Notion isn't built for clickable image regions. There are still paths forward — from the embed block to a workaround with external tools.

Interactive Images in Notion: What Really Works and Where the Limits Are

Notion and the hotspot problem

Notion is built as a knowledge base and workspace, not as a website editor. Classic HTML image maps aren't in scope. If you want an image with clickable regions in Notion, you're working in a workaround from the start. Here's what actually works.

What Notion can't do

There's no HTML block in the editor. You can't paste map code, can't run your own script tags, can't write CSS animations. Notion pages are a mix of Markdown, databases, and select embed blocks — not arbitrarily extensible. For interactive images, only one path exists: Embed.

Method 1: Embed block with an external hotspot tool

Notion recognizes a number of URL patterns and renders them as iframes. If your hotspot provider gives you a standalone URL for the project (a direct preview link), you can embed that URL in Notion.

At your hotspot provider (e.g. picpins) create and publish the project. Copy the direct preview link — in picpins it's called "Direct link to preview" in the embed modal. In Notion type /embed at the right spot, hit Enter, paste the URL, click "Embed link". Notion loads the project in an iframe. You can adjust height and width by dragging.

What works in the embed and what doesn't

Notion embeds run inside an iframe with sandbox restrictions. Click tooltips work — clicking a marker opens the tooltip as expected. Hover tooltips are unreliable — on some browsers and especially on touch devices they behave differently than on a regular website. External links from inside the tooltip either open in a new tab or get blocked by the iframe, depending on the browser.

If you target Notion specifically, set the trigger in your hotspot tool to "Click" instead of "Hover". In picpins this is per-marker in the tooltip settings popover.

Method 2: Image with separate links below

If your use case is simpler — an image plus two or three links — insert the image as a normal block in Notion and put a list of links below it. No image map, but tidy: image on top, a short numbered list below referencing visible elements. It's old-school but works everywhere, is accessible, and needs zero tooling.

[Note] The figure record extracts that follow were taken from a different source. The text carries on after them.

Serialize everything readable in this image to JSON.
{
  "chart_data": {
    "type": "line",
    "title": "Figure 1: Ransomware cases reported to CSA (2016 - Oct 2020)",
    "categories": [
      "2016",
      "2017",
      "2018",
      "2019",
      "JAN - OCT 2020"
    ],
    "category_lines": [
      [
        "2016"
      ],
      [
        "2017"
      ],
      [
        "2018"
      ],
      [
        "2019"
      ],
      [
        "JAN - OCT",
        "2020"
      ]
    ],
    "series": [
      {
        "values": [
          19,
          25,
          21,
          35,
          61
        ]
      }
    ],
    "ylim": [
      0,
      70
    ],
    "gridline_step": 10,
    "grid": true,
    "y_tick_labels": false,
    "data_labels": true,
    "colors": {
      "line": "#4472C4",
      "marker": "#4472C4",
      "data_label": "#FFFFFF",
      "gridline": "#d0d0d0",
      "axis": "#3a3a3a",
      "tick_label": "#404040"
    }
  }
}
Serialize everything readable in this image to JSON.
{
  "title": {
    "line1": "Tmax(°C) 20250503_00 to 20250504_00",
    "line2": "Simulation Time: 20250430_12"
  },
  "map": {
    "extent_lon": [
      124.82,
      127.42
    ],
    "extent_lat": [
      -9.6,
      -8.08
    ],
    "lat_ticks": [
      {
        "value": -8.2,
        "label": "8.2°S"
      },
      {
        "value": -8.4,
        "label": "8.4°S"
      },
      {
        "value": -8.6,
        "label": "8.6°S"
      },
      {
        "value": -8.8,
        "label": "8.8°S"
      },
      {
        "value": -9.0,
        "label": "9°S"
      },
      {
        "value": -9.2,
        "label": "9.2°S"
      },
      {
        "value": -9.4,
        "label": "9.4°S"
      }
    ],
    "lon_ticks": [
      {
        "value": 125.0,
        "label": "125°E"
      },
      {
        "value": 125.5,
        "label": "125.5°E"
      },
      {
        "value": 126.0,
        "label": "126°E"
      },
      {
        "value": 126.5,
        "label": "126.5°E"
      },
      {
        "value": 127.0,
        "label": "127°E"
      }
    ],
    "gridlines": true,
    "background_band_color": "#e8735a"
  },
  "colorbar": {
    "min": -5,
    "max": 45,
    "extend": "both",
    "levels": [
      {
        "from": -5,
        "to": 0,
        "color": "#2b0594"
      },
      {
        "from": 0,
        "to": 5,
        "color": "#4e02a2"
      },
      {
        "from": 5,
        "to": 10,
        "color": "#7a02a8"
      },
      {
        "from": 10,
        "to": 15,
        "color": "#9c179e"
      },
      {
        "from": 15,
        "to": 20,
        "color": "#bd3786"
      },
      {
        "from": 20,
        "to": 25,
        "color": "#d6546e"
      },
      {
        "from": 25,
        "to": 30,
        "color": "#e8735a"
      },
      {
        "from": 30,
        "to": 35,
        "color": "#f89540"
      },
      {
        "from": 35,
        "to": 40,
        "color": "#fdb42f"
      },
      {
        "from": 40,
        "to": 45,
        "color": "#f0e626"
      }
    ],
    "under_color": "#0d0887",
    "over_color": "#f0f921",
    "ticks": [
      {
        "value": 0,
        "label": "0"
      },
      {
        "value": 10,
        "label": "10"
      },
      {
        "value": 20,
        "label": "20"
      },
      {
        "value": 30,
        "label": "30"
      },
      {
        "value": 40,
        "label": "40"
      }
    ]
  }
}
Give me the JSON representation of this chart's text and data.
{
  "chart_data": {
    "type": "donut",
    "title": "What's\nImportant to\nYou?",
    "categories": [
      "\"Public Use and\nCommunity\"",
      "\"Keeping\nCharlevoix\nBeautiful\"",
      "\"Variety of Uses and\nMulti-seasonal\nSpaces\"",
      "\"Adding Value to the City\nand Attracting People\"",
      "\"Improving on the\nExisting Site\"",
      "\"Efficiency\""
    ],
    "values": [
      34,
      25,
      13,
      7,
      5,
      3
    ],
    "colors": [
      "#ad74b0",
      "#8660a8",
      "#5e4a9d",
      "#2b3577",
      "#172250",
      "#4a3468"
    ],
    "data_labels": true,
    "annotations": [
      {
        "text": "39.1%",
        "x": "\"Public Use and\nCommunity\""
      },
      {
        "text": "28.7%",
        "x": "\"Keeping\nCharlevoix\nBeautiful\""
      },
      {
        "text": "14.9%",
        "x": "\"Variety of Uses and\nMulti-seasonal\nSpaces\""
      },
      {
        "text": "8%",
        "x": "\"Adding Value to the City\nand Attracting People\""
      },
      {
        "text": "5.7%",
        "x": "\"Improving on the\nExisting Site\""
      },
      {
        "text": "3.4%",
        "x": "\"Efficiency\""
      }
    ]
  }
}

Method 3: Notion API plus your own preview page

For advanced users: you can query content from a Notion database via the Notion API and combine it with interactive images on your own website. That's its own project — useful if Notion is your content source and the public site lives separately.

Notion isn't a frontend

Trying to build a full product page with hotspots in Notion fights the tool. Notion is made for internal knowledge organization. If the use case is public-facing (marketing page, product detail page), switching to a website builder or CMS pays off — and Notion stays for internal docs.

Pragmatic recommendation

For quick internal documentation with an interactive image, a picpins embed in Notion is enough. For public-facing content, Notion is the wrong tool — a dedicated website or a Wix/Squarespace site works better.